The Coronavirus Response and Relief Supplemental Appropriations Act of 2021 will provide a second-round economic stimulus for individuals, families, and businesses. This legislation has multiple measures that are put into place under the current CARES Act.
The Employee Retention Credit and higher-impact modifications under the COVID-19 pandemic relief package are designed to help companies keep their best workers from leaving. Here is a summary of what is included in this package:
- Up to 50% in payroll deduction on qualifying wages paid after March 13 through December 31, 2020
- Team member wages of up to $10,000 per person
- Reduced federal tax deposits for any withholdings that are payroll-related
- The ability to apply for an advance if guarantees are not sufficient
How can this credit be reported?
The IRS has released new forms that you can use to report your advance credit for the first quarter of 2020 tax reductions. These include Federal Form 7200, which was available exclusively until March 13 and is now obsolete; it’s been replaced by Federal Form 941H, effective during Quarters 2 – 4 of 2020.

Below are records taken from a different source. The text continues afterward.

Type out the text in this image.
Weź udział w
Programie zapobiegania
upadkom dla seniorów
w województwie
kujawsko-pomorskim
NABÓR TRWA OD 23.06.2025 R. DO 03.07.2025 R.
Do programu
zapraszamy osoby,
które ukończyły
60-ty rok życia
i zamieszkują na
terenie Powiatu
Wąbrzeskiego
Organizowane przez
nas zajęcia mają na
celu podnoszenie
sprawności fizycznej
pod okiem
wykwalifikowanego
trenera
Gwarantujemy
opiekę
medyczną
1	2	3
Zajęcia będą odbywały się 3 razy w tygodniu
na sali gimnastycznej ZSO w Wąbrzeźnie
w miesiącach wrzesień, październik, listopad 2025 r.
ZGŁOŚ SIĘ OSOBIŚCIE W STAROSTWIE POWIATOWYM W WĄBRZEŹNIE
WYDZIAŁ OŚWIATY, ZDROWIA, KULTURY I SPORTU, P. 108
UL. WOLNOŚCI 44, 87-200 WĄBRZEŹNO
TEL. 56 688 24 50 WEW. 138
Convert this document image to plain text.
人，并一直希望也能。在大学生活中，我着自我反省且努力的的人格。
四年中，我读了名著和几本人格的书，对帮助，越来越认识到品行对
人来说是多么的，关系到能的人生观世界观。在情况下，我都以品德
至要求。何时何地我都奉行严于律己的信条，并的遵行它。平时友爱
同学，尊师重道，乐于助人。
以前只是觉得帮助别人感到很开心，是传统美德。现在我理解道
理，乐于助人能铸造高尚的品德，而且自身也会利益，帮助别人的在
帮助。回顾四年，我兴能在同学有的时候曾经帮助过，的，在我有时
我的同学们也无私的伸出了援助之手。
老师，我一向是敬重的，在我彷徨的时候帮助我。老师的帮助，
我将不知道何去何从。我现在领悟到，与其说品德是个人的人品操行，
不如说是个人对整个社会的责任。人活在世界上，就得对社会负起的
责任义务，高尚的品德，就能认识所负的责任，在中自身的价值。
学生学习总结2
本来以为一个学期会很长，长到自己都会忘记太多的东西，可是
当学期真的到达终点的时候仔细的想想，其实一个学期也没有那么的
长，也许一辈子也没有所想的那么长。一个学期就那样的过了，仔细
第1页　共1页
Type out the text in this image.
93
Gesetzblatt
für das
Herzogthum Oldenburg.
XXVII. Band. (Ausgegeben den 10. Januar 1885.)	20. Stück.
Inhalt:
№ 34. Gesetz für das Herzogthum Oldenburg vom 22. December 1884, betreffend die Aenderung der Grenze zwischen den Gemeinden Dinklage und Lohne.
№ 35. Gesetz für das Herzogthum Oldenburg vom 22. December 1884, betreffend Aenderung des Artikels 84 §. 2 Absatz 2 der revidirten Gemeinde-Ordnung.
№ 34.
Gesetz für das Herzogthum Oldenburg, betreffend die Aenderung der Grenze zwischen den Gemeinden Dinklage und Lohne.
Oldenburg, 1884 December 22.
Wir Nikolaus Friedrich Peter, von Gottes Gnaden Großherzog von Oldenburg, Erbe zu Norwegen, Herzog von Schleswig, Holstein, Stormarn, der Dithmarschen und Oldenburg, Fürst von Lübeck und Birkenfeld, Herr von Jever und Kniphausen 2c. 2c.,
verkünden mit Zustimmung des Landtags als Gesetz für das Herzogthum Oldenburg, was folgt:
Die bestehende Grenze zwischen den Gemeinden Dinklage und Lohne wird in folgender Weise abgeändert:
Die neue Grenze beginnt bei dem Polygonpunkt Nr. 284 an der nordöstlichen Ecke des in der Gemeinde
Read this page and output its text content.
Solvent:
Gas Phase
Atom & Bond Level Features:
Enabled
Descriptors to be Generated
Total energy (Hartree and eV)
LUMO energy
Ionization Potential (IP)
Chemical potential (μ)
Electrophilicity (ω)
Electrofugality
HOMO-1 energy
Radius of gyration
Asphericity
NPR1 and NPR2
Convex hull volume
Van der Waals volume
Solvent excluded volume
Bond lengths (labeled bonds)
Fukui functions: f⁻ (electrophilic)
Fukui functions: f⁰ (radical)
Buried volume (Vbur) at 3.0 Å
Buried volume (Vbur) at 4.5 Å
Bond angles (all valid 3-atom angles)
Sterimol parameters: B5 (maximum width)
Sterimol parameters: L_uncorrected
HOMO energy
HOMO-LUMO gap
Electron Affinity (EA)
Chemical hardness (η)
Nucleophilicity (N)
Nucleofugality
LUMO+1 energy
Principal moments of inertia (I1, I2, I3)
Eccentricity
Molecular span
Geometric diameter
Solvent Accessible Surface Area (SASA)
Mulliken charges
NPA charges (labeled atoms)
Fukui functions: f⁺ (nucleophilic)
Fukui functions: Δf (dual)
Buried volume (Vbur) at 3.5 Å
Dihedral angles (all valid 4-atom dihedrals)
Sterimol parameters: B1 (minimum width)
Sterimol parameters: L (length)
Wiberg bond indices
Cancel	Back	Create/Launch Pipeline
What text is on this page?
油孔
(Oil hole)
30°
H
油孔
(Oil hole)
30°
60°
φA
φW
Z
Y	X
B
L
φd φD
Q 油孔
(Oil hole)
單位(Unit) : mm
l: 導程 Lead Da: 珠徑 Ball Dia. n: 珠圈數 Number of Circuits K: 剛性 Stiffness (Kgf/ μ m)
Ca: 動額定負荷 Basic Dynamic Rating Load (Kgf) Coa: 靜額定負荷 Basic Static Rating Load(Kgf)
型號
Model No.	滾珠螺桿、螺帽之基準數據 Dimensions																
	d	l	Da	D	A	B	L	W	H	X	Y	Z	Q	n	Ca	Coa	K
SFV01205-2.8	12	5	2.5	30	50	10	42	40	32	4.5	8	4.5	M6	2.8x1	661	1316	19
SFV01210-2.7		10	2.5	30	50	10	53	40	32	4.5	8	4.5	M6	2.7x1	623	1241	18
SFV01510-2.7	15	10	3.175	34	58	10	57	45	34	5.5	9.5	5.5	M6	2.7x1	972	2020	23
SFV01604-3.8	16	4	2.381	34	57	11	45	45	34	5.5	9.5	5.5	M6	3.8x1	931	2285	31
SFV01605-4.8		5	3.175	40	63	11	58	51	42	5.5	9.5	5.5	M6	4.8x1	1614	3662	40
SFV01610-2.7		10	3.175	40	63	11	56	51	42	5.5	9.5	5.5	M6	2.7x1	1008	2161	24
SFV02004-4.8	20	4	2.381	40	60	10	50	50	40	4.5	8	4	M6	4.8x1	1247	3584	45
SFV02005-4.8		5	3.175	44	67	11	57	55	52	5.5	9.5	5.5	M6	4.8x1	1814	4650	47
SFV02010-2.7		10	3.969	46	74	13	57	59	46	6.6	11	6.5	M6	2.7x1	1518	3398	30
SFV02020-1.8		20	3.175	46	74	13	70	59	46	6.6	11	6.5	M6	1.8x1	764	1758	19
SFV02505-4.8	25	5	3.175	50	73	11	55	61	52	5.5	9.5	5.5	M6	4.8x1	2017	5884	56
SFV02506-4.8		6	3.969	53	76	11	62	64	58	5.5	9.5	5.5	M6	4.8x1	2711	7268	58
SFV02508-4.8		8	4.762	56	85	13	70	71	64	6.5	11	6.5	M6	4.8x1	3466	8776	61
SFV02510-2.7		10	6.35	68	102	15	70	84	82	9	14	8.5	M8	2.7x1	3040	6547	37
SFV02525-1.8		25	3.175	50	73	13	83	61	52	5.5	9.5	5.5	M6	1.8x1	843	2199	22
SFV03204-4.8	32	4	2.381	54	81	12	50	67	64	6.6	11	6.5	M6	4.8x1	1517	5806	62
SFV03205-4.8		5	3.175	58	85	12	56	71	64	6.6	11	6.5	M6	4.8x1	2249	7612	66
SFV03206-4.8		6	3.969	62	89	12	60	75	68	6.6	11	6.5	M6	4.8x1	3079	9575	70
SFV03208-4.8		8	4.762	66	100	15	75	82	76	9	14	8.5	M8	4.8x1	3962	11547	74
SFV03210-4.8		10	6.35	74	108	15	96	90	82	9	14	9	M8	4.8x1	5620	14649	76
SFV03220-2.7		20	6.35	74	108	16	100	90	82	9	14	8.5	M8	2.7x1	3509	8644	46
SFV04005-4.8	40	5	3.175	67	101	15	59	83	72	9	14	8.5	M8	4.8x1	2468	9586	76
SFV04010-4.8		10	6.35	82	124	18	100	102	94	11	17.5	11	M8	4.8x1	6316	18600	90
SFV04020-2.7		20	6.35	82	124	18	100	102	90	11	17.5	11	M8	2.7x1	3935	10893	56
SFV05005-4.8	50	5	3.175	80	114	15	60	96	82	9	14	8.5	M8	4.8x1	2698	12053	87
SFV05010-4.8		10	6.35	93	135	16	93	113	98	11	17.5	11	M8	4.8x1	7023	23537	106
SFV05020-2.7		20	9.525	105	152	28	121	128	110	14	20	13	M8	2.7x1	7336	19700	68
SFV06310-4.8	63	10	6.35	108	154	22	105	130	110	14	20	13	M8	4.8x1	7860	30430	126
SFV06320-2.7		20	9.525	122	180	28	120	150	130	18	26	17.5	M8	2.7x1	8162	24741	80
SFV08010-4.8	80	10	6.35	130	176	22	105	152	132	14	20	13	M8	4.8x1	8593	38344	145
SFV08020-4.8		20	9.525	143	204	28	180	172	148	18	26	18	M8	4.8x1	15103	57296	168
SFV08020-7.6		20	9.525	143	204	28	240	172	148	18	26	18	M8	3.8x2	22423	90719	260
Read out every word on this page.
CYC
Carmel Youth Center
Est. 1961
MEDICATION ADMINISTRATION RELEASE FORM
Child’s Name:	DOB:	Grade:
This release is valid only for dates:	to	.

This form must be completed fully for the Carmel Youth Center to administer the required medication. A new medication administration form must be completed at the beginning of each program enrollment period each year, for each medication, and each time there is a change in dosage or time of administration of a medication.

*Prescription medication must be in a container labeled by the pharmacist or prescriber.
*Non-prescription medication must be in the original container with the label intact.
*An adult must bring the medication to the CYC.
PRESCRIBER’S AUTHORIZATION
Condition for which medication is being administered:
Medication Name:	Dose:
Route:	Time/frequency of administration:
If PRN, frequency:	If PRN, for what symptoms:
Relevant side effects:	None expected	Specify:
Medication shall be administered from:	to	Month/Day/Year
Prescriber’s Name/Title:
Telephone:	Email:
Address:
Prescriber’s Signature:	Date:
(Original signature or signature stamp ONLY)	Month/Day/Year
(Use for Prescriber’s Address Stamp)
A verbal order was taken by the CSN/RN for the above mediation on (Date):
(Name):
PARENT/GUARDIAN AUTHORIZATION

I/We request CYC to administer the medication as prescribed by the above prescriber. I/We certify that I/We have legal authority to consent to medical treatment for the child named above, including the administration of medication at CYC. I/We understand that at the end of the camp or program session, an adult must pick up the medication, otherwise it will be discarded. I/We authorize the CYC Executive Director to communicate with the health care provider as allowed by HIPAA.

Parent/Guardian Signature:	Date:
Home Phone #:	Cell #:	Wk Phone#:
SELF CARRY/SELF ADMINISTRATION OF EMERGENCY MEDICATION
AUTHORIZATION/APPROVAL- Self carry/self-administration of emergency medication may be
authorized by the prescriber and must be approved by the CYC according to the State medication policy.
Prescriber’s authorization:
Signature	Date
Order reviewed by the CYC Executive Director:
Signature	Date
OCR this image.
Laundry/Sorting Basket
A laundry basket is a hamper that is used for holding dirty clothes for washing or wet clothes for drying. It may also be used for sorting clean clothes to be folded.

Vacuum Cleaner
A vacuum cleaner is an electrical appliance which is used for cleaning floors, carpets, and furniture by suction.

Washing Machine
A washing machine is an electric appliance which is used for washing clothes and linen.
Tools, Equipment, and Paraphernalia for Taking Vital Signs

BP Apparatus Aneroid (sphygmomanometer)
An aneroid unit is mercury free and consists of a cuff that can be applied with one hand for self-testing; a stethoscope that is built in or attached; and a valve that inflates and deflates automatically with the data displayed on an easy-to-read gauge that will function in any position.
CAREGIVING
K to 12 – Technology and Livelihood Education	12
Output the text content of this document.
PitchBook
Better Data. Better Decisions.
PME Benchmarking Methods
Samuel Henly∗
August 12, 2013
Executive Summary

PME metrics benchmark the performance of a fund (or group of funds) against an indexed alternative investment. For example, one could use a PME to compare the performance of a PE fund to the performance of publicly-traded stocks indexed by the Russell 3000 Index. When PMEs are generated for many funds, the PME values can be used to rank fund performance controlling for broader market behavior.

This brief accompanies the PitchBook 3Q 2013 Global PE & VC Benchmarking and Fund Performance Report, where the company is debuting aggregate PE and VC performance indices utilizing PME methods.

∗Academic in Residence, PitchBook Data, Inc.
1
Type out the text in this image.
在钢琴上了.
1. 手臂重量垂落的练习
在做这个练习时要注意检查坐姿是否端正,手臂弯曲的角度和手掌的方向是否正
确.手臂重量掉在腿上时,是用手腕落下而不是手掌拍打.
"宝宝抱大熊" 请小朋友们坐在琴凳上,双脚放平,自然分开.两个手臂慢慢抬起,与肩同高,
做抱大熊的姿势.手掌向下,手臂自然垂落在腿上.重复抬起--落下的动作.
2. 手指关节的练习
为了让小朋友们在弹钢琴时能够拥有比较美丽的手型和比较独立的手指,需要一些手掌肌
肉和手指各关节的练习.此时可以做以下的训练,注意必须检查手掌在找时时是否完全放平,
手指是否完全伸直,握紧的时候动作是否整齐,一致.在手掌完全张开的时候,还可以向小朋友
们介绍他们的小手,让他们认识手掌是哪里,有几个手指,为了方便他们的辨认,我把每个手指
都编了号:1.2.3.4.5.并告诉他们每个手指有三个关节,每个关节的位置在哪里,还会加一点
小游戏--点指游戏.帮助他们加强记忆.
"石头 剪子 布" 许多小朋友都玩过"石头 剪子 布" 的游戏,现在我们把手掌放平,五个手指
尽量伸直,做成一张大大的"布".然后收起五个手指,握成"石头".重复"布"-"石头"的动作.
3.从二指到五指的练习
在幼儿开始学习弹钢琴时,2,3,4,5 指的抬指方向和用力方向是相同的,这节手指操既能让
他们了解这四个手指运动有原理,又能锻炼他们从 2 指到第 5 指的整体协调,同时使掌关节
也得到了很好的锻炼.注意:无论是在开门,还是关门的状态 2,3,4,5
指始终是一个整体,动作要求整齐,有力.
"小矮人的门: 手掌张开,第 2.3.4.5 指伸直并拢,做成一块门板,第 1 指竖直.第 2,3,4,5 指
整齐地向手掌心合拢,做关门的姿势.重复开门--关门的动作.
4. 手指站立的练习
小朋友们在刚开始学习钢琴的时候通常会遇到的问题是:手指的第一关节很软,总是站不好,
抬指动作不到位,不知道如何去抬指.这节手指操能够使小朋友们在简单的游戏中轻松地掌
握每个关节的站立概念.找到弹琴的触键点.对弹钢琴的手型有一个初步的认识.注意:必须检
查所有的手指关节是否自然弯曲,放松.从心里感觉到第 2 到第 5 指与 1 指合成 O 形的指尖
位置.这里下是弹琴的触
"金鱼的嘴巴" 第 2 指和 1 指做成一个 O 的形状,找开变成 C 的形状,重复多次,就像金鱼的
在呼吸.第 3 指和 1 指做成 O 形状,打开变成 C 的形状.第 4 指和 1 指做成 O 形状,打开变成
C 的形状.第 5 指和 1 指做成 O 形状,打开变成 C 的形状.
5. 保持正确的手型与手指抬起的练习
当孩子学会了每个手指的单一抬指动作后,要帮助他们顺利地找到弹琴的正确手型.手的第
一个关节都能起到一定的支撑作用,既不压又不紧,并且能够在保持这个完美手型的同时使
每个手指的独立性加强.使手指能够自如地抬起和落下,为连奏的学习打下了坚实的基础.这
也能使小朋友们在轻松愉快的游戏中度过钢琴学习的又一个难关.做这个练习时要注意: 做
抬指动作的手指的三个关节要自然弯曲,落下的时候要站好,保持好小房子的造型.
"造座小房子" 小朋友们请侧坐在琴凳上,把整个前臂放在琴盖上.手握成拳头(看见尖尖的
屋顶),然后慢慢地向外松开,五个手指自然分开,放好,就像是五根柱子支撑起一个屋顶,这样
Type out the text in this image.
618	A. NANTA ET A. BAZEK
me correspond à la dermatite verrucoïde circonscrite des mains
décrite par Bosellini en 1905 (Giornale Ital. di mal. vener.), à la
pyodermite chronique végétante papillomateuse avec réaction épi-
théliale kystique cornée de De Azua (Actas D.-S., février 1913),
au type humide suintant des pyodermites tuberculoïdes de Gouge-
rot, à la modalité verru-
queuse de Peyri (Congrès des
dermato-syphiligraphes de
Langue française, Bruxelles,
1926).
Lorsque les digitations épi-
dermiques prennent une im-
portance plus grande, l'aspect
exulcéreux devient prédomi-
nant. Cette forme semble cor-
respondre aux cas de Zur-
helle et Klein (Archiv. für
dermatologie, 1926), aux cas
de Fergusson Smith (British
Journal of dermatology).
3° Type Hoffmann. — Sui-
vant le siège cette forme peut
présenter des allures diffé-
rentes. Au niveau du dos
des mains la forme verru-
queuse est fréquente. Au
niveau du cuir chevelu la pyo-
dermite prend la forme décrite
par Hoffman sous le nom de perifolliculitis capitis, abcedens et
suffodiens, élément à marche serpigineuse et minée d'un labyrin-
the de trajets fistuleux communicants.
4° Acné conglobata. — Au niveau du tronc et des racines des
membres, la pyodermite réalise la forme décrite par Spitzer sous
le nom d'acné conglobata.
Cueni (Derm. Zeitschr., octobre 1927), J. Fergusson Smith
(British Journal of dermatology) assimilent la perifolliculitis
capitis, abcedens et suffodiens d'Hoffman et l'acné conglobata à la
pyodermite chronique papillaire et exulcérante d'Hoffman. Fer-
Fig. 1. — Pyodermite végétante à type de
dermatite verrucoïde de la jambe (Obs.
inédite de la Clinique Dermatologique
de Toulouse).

The qualified wages credit is an integral part of the new tax law. This benefit can help you save money on your taxes by increasing how much employers must contribute to employee healthcare coverage, even if they don’t pay any other kind of commission into those plans. The credit is available to organizations that are instrumental in providing essential services and care, such as colleges or universities and organizations that provide medical care.
The extension of this tax credit will help small businesses and nonprofits by keeping more workers on the payroll. Tax professionals can determine if their clients qualify for Employee Retention Credit, Paycheck Protection Program loans, or both benefits to ensure they are getting maximum value out of every dollar spent.